The world of TV and movies continues to evolve as streaming services become more and more important. With major companies like Disney, Comcast and Netflix are all trying to grab as much content as possible.
Following the delay of its flagship title James Bond’s “No Time To Die”, due to the Coronavirus closing cinemas around the world and the overall outlook for movie studios, according to the Wall Street Journal, Metro-Goldwyn-Mayer Studios (MGM) is apparently up for sale and is currently looking for buyers. The studio is currently valued at $5.5 billion, including its debts. There are also reports of private equity firms looking to purchase MGM to take advantage of the demand for content.

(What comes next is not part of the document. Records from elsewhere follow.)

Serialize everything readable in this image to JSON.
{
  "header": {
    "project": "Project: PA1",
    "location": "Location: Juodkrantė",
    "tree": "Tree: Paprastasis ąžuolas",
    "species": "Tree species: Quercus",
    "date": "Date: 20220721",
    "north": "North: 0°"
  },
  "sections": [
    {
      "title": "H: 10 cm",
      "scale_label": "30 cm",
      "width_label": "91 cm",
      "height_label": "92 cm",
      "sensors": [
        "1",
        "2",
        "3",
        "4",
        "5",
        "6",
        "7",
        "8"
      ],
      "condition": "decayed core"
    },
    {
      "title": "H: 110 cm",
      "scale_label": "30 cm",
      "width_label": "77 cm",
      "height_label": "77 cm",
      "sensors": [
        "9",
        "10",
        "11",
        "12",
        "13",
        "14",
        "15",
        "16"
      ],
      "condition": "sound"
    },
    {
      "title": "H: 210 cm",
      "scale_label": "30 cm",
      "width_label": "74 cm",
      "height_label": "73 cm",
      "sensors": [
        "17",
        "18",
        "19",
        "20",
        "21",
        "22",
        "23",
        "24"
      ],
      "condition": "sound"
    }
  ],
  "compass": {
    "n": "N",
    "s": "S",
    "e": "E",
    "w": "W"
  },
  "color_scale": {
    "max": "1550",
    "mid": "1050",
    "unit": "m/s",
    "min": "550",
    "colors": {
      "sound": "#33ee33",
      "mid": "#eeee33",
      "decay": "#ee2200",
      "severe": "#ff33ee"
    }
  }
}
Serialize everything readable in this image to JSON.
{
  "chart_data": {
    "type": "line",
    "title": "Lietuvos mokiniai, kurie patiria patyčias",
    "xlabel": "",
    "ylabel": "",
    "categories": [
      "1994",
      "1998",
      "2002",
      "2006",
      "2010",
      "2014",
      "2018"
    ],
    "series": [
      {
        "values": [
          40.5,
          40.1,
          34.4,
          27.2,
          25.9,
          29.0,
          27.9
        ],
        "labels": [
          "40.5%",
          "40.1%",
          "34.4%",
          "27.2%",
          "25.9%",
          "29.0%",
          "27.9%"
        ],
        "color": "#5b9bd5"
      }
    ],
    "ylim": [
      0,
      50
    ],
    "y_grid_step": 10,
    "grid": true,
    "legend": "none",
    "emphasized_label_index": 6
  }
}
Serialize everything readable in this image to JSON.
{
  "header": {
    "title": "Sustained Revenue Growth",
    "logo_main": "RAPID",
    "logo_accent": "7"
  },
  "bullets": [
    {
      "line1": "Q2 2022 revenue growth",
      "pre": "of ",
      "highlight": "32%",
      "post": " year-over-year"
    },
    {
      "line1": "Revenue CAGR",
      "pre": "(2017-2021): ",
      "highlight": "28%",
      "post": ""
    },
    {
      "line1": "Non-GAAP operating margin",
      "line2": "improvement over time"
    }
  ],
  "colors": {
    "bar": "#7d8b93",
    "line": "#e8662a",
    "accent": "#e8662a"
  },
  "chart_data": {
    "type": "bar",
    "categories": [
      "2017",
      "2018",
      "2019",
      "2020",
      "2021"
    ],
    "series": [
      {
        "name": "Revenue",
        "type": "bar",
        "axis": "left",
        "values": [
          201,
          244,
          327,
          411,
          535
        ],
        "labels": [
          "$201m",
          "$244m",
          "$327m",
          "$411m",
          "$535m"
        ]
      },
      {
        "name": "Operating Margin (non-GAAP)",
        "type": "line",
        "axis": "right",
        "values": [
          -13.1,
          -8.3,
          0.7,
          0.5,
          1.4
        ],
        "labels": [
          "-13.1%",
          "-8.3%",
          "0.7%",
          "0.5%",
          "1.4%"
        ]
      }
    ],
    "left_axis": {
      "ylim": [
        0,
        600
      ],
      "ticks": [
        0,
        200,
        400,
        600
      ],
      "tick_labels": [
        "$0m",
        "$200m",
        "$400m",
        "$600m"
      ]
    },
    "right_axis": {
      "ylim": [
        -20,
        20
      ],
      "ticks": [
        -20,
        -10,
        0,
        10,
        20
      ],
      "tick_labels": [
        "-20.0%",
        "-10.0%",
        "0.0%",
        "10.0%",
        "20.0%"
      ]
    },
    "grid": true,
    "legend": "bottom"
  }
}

MGM has a huge library of back catalogue content, with 4,000 titles such as “Rocky”, “Robocop”, “James Bond” and many more. Plus it has over 17,000 hours of television programming, such as “Fargo”, “The Handmaid’s Tale” and “Vikings.”
This back catalogue is extremely valuable to streaming services. It would instantly be a boost for Netflix, Amazon, Apple, Comcast, WarnerMedia or Disney to gain control over these titles and IP, which will undoubtedly start a bidding war between the companies over this valuable studio.
Disney might be interested in adding more studio capacity to boost Hulu and Disney+; however, the company has spent on acquiring 20th Century Fox and the huge dent in the books for the theme parks, cruise line and box office shut down. Disney might not be the best position to purchase MGM.
The Walt Disney Company has made some major purchases including buying Marvel for $4 billion, Lucasfilm for $4 billion, Pixar for $7.4 billion and $71 billion for 20th Century Fox. So $5 billion for MGM wouldn’t be out of the ordinary.
If Disney was to purchase MGM, it would be a huge boost to both Hulu and Disney+, but is Disney in the right place to take advantage?
Would you like to see Disney purchase MGM?